Banks studied literature with psychology and philosophy at Stirling University. Afterwards he hitchhiked round Europe and took a series of dead-end jobs. He wrote for 10 years before he was published, pinning the rejection slips over his bedroom wall - The Wasp Factory was rejected six times, then retrieved from the slush pile. Banks has since been voted the fifth greatest writer ever - after Shakespeare, Austen, Orwell and Dickens - in a BBC website poll.
He's never won a major prize, probably because he is unapologetically populist. "I have a weakness for plots and stories and surprise endings." But his books always have a social conscience. Complicity was a "considered comment" on Thatcherism; Dead Air opens with the attacks on the World Trade Center.

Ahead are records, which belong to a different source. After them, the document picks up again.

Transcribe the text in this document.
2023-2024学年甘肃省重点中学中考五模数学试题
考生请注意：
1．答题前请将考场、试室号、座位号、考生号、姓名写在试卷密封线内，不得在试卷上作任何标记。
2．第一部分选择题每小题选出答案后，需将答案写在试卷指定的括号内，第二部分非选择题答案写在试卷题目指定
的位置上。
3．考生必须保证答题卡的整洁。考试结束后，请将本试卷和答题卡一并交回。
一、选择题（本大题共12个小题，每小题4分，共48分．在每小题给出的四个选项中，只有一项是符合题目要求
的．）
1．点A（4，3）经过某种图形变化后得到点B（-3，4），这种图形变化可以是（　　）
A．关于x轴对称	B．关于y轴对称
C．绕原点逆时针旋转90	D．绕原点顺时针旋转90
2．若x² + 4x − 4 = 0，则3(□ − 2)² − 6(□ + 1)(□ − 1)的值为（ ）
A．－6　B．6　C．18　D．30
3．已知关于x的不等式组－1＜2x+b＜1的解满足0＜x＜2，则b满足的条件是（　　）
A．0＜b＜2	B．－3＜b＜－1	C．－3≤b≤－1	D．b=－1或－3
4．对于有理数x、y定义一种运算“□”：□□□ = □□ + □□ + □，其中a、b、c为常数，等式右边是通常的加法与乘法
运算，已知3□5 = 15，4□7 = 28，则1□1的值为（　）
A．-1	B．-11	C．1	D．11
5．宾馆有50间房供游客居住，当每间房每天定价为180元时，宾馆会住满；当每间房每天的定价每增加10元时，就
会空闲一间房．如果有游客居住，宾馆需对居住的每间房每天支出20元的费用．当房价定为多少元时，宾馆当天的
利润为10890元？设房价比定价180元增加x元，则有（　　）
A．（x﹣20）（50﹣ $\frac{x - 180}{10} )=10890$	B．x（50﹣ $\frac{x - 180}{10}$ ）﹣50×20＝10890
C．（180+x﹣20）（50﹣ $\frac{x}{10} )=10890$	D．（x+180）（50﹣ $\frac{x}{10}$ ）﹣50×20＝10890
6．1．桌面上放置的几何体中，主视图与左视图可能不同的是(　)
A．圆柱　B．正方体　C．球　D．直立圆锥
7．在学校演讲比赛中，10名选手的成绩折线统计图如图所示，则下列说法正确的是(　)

Recently, one sensed writing had become a bit of a chore for Banks. But he's hugely proud of The Steep Approach to Garbadale. It follows the Wopuld family (inventors of a Monopoly-style game) from the 1970s to the present. In many ways it is a tale of unrequited love. The hero, Alban, is haunted by a teenage love affair with his cousin.

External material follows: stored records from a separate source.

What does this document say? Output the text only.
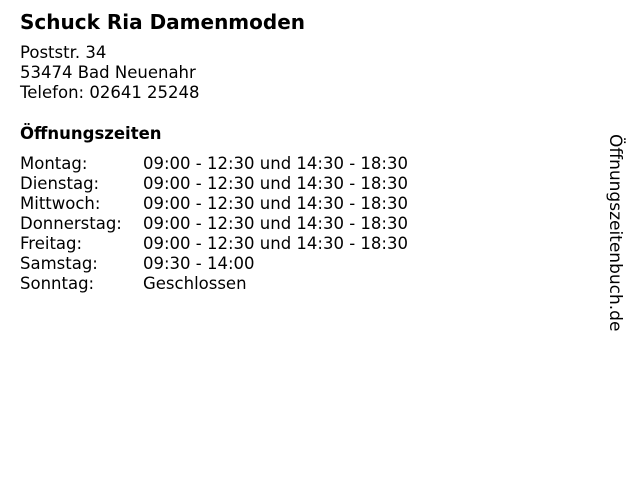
Schuck Ria Damenmoden
Poststr. 34
53474 Bad Neuenahr
Telefon: 02641 25248
Öffnungszeiten
Montag:	09:00 - 12:30 und 14:30 - 18:30
Dienstag:	09:00 - 12:30 und 14:30 - 18:30
Mittwoch:	09:00 - 12:30 und 14:30 - 18:30
Donnerstag:	09:00 - 12:30 und 14:30 - 18:30
Freitag:	09:00 - 12:30 und 14:30 - 18:30
Samstag:	09:30 - 14:00
Sonntag:	Geschlossen	Öffnungszeitenbuch.de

For the first time, Banks tells me why the new book is late. He and his wife, Ann, have split up after 25 years. "It was quite traumatic. For the first time I had to ask for an extension. It was like being a student again." Looking back, he wonders if his last few books felt slightly laboured "because obviously things weren't going right in my marriage. I didn't feel I was under strain, but clearly I must have been."
The new novel is full of the turbulence of first love. At first he was nervous about writing sex scenes for 14-year-olds. "It almost felt like paedophilia. You think, 'Are you sure about this?' But I think everyone remembers being a teenager quite vividly."

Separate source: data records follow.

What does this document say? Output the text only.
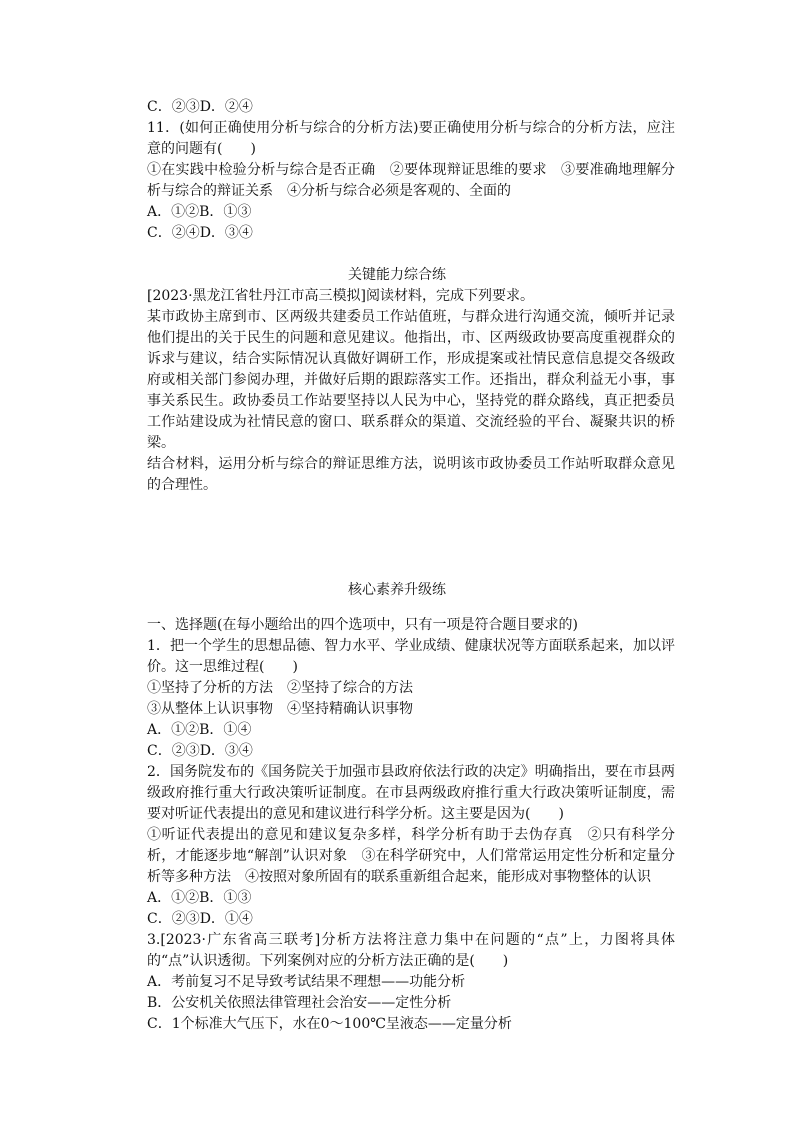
C．②③D．②④
11．(如何正确使用分析与综合的分析方法)要正确使用分析与综合的分析方法，应注意的问题有(　　)
①在实践中检验分析与综合是否正确　②要体现辩证思维的要求　③要准确地理解分析与综合的辩证关系　④分析与综合必须是客观的、全面的
A．①②B．①③
C．②④D．③④
关键能力综合练
[2023·黑龙江省牡丹江市高三模拟]阅读材料，完成下列要求。
某市政协主席到市、区两级共建委员工作站值班，与群众进行沟通交流，倾听并记录他们提出的关于民生的问题和意见建议。他指出，市、区两级政协要高度重视群众的诉求与建议，结合实际情况认真做好调研工作，形成提案或社情民意信息提交各级政府或相关部门参阅办理，并做好后期的跟踪落实工作。还指出，群众利益无小事，事事关系民生。政协委员工作站要坚持以人民为中心，坚持党的群众路线，真正把委员工作站建设成为社情民意的窗口、联系群众的渠道、交流经验的平台、凝聚共识的桥梁。
结合材料，运用分析与综合的辩证思维方法，说明该市政协委员工作站听取群众意见的合理性。
核心素养升级练
一、选择题(在每小题给出的四个选项中，只有一项是符合题目要求的)
1．把一个学生的思想品德、智力水平、学业成绩、健康状况等方面联系起来，加以评价。这一思维过程(　　)
①坚持了分析的方法　②坚持了综合的方法
③从整体上认识事物　④坚持精确认识事物
A．①②B．①④
C．②③D．③④
2．国务院发布的《国务院关于加强市县政府依法行政的决定》明确指出，要在市县两级政府推行重大行政决策听证制度。在市县两级政府推行重大行政决策听证制度，需要对听证代表提出的意见和建议进行科学分析。这主要是因为(　　)
①听证代表提出的意见和建议复杂多样，科学分析有助于去伪存真　②只有科学分析，才能逐步地“解剖”认识对象　③在科学研究中，人们常常运用定性分析和定量分析等多种方法　④按照对象所固有的联系重新组合起来，能形成对事物整体的认识
A．①②B．①③
C．②③D．①④
3.[2023·广东省高三联考]分析方法将注意力集中在问题的“点”上，力图将具体的“点”认识透彻。下列案例对应的分析方法正确的是(　　)
A．考前复习不足导致考试结果不理想——功能分析
B．公安机关依照法律管理社会治安——定性分析
C．1个标准大气压下，水在0～100℃呈液态——定量分析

Towards the end of our interview, Banks casually mentions a new girlfriend. Readers might want to look up the character of Verushka - Alban's fortysomething girlfriend - in the new book. Banks says that she is "an elderly male novelist's wish fulfilment".
In the past, critics have argued that Banks's characters lack warmth, but recent life experience has given his writing new depth. "Lots of un-fun things have happened. But my mum and dad are still alive, bless them, at 82 and 88, so I'm not even half an orphan yet. So I'm very lucky."
Do you need to suffer to be a great artist? "I have a suspicion you do," he sighs. "Mind you," he adds brightening, "it would be very difficult to do the controlled experiment. You'd have to take identical twins and make one suffer, and the other one have a life of Riley and see which one produces the better work!"